LOS ANGELES (CBSLA/AP) — California Gov. Gavin Newsom has signed the controversial fair pay-to-play bill which will allow NCAA college athletes to get paid, and he did it in the unlikeliest of settings.

On Monday, HBO released a clip of Newsom signing Senate Bill 206 on LeBron James' show "The Shop."

Calif. Governor Signs Bill On LeBron's HBO Show Allowing College Athletes To Get Paid
California Gov. Gavin Newsom signs Senate Bill 206 on LeBron James' HBO show "The Shop." Beginning in 2023, the bill will allow California college athletes to sign endorsements and get paid for the use of their likeness or image. (HBO)
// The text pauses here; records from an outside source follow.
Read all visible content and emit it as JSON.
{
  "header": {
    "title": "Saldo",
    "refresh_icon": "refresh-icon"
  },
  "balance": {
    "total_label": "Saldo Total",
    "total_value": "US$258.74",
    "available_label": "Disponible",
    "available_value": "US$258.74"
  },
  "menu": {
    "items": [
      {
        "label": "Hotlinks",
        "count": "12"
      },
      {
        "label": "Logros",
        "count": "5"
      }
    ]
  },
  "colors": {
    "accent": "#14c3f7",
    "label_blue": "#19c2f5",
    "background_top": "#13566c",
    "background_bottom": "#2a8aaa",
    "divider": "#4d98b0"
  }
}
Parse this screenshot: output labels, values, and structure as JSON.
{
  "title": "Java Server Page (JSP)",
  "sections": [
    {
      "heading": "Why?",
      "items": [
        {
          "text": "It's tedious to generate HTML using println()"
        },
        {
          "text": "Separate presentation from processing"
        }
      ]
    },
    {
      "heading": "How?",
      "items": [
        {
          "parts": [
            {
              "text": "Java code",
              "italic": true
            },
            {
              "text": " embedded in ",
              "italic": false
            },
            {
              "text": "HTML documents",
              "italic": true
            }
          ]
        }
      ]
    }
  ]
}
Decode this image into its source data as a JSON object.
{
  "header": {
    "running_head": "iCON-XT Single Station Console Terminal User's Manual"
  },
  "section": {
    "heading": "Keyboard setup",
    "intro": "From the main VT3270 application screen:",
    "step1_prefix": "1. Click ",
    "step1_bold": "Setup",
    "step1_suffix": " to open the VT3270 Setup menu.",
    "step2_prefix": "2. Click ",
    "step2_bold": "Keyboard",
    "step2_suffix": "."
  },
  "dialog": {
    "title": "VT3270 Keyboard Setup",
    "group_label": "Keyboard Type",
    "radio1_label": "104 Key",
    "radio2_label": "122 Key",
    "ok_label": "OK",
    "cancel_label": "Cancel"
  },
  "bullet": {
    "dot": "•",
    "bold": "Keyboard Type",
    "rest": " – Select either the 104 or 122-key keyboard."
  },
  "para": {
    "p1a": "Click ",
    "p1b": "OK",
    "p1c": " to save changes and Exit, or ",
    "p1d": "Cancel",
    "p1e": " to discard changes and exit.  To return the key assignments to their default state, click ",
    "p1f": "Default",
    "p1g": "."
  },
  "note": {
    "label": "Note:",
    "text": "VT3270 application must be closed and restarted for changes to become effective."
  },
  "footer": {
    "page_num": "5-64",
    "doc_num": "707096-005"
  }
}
James has been a huge proponent of the bill, which will let college athletes hire agents, make money from endorsements, and get paid for the use of their likeness or image, defying the NCAA and setting up a likely legal challenge that could reshape amateur sports in the U.S.

The law also bans schools from kicking athletes off the team if they get paid.
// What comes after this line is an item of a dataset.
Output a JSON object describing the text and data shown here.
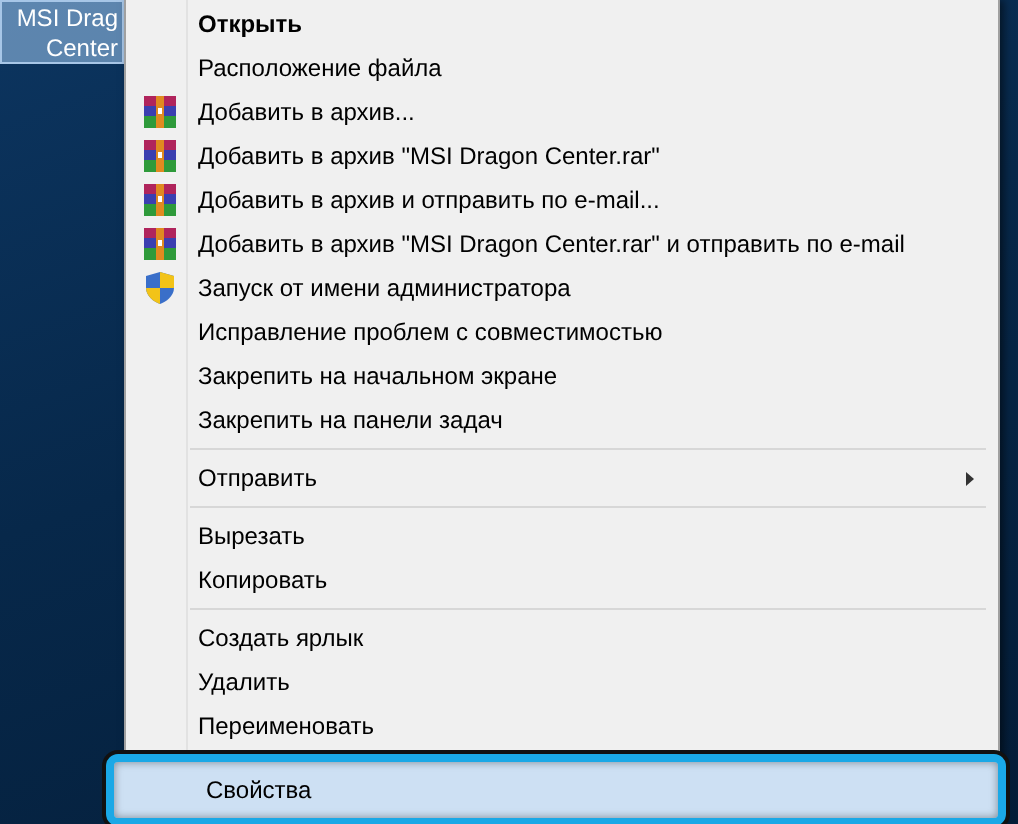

In the HBO show, which is set in a barber shop, Newsom signs the bill while sitting in a barber chair alongside a smiling James and several other athletes, including WNBA legend Diana Taurasi and former UCLA basketball star Ed Bannon, who himself was part of a major successful class-action antitrust lawsuit against the NCAA back in 2014 for the use of college athletes' likenesses in video games.

"Part of the reason I went to the NBA was to get my mom out of the situation she was in," James said in the clip. "I couldn't have done that if I had stepped on a college campus. Could it have happened a year after that? I don't know, you never know what happens in that year. I couldn't imagine, man, just going to a campus and doing the things I know I would have been capable of doing there, and just selling out that arena."

Newsom told James that he has received phone calls from NCAA President Mark Emmert and other college presidents trying to dissuade him from signing the landmark legislation.

"He's (Emmert) trying to make sure I don't use this pen tonight, that's what he's trying to do," Newsom said. "Look, they're a little panicked, because they recognize they're vulnerable. People are hitting this, not just in California, but all across the country. Because the gig's up. Billions and billions of dollars, 14-plus billion dollars goes to these universities, goes to these colleges, billion-plus revenue to the NCAA themselves. And the actual product, the folks that are putting their lives on the line, putting everything on the line, are getting nothing."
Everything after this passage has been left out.